" Premiers échos : trente millions de dollars, des années de tournage, des années de montage, un cinéaste courtoisement mégalomane qui joue à quitte ou double avec sa fortune, sa réputation, sa vie. Démesure... Premières images : un paradis oriental, tout en verdure, de palmes, feuilles et branches sauvages, bordé d’une plage, tissé de calme. Et, tout à coup, une explosion infernale au napalm, flambée satanique qui embrase tout. Sans frémissement. Sans pitié. Démence...
Audace, encore : tel le fils de Mussolini qui trouvait belles les bombes larguées de son avion et les comparait à des fleurs qui s’ouvrent, Coppola peint le cauchemar de la guerre qu’il dénonce en poète. Son film est un feu d’artifices, une explosion lyrique, allégorique. Guernica à Saigon. Point d’intimisme. Il fait de sa réflexion sur l’assassinat crépusculaire des « bridés » une œuvre d’art.
Et il serait désespérément inutile de chercher dans cette toile morbide toute trace d’un constat naturaliste. C’est à un opéra shakespearien que ce nouvel Orson Welles nous convie. Un grand opéra des ténèbres, de l’horreur, de la folie.
(...) Mais qu’est-ce film, qui, d’un coup (via le Festival de Cannes et sa Palme d’Or), sort du mystère pour entrer dans le génie ? Pour l’anecdote politique : le Vietnam (hier) et le gâchis (maintenant).
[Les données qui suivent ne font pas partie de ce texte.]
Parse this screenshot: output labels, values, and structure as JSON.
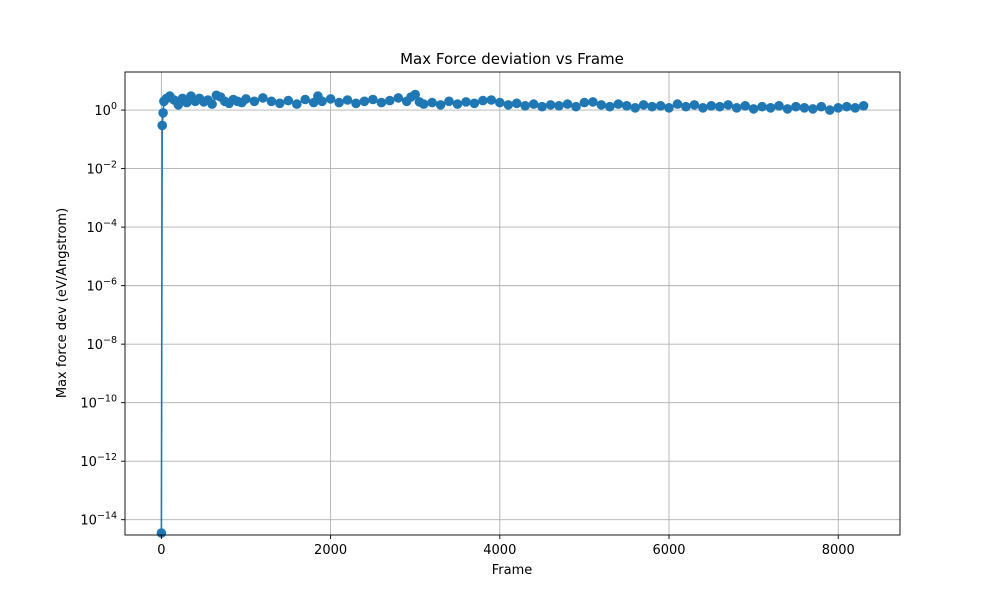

Mais pour la morale universelle : la barbarie (hier) et l’Apocalypse (maintenant). « Debout sur le flanc de la colline, j’eus le pressentiment que, sous l’aveuglant soleil de ce pays, j’allais apprendre à connaître le démon, flasque, hypocrite, aux regards évasifs, le démon d’une folie rapace et sans merci », déclare le héros de la nouvelle de Joseph Conrad (Le cœur des ténèbres) dont Coppola s’est inspiré. Quel démon ? That is the question...
(...) Le voyage au bout de l’enfer auquel nous convie Coppola est un voyage mental, une quête intérieure. En fait, Willard, le tueur en rupture d’obéissance aveugle, et Kurtz, le mage halluciné qui a su gagner la confiance des tribus primitives, ne sont qu’une seule et même personne.
Willard, c’est le visage d’une Amérique qui a été trop loin. C’est le symbole du conflit intime auquel personne n’échappe : lutter contre la graine d’Hitler qui sommeille en chacun de nous ; surveiller l’itinéraire d’une conscience qui, telle un escargot, « rampe sur le fil d’un rasoir à main ». C’est le combat entre le Bien et le Mal, le juste et l’injuste, le rationnel et l’irrationnel.
(...) Plongée dans l’atrocité, bain forcé dans la folie la plus abjecte, Apocalypse now est un de ces films rares qui savent allier le spectaculaire le plus étourdissant et la réflexion la plus intime. Quelque chose de Kubrick (Les Sentiers de la gloire, Orange mécanique) revisité par Nietzsche et Dostoievski. Et, bien sûr, par Joseph Conrad."